Hohe Ausgabenwünsche

Kein Freifahrtschein für eine lockere Schuldenbremse

Eine Schuldenbremse mit mehr Spielraum muss die Investitionen des Staates beflügeln, nicht konsumtive Ausgaben steigern.

Kein Freifahrtschein für eine lockere Schuldenbremse

Schuldenbremse

Kein Freifahrtschein

Von Angela Wefers

Eine Schuldenbremse mit mehr Spielraum muss
die Investitionen des Staates beflügeln, nicht konsumtive Ausgaben steigern.

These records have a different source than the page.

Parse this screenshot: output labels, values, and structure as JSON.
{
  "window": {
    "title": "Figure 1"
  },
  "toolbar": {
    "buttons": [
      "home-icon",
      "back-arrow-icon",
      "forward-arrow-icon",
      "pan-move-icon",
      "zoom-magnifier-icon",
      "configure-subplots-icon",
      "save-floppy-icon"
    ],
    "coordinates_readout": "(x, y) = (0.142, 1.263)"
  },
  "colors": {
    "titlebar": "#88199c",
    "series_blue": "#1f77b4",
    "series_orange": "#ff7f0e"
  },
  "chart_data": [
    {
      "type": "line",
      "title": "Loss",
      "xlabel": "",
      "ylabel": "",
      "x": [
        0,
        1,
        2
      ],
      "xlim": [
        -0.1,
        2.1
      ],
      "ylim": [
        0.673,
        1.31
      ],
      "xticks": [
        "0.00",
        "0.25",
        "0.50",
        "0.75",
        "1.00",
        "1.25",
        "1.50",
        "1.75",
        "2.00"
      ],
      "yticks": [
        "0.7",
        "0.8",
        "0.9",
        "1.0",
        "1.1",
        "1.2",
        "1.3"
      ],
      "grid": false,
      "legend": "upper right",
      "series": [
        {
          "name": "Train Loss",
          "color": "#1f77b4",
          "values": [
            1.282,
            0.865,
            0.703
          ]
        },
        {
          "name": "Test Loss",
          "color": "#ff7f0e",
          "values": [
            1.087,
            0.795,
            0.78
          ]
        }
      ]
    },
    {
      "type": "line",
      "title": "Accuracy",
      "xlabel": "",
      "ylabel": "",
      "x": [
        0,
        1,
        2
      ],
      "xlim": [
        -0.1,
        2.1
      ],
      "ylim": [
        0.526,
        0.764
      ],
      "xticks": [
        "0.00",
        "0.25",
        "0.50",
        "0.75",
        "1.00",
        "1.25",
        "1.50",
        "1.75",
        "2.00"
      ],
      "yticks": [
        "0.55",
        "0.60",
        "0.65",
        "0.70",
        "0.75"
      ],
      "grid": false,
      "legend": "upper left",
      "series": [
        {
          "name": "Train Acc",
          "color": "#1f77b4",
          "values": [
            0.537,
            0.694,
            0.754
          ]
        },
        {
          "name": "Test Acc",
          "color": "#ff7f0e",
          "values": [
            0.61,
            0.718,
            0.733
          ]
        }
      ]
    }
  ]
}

Es scheint ein Überbietungswettbewerb mit Milliardenbeträgen ausgebrochen zu sein, seit US-Präsident Donald Trump es auf die alte Weltordnung abgesehen hat. Forderungen nach kreditfinanzierten Sondervermögen können vermeintlich gar nicht hoch genug ausfallen. In den Sondierungsgesprächen für eine neue Koalition werden Kredite von 400 Mrd. Euro für Verteidigung ventiliert und 400 bis 500 Mrd. Euro für Infrastruktur. Die EU-Kommission setzte mit ihrem Vorschlag, europaweit bis zu 800 Mrd. Euro für Verteidigung zu mobilisieren, noch eins darauf.

Große Zahlen beeindrucken. Das sollen sie auch. Sie sind ein starkes Signal für die Bereitschaft Europas und Deutschlands, Sicherheit und Verteidigung in die eigene Hand zu nehmen. Den Aggressor Russland soll dies abschrecken und die USA locken, Bündnispartner in der westlichen Welt zu bleiben. Intransparent bleibt, über welche Perioden sich die hohen Beträge erstrecken sollen. Erst bezogen auf eine Frist werden daraus belastbare Rechengrößen, wie viel zusätzlichen Kredit der Staatshaushalt verkraften kann.

Vorschlag der Bundesbank

Die Debatte über die unerlässliche Steigerung der Verteidigungsausgaben weckt augenblicklich weitere Ausgabenwünsche. Die öffentliche Infrastruktur hat Nachholbedarf. Digitalisierung und Transformation fordern auch den Staat. Der Ruf nach mehr Sozialausgaben wird in den Koalitionsverhandlungen auch bald erschallen. Damit nicht die Schleusen für eine unkontrollierte Schuldenpolitik über die Lockerung der Schuldenbremse geöffnet werden, muss eine Revision sicherstellen, dass der Staat nicht Geld verplempert, das er nicht hat. Zusätzliche Neuverschuldung muss zukunftsweisend eingesetzt werden.

Mehr Spielraum in der Schuldenbremse muss die Investitionen des Staates beflügeln und darf nicht konsumtive Ausgaben steigern. Der Vorschlag der Bundesbank zur Reform der Schuldenbremse ist dazu geeignet. Es geht nur vordergründig um Lockerung. Die Währungshüter erneuern ihr Konzept, den Kreditspielraum des Bundes vom Schuldenstand abhängig zu machen und die Schuldenquote bei nicht mehr als 60% des Bruttoinlandsprodukts zu stabilisieren. Ein geringerer Schuldenstand erlaubt mehr Spielraum und umgekehrt. Etwas mehr Luft als zuvor will die Bundesbank für Investitionen geben – aber auch nur dafür. Ein Sondervermögen für Verteidigung geht zulasten von kreditfinanzierten Investitionen ein. Die Bundesbank gibt gerade keinen Freifahrtschein.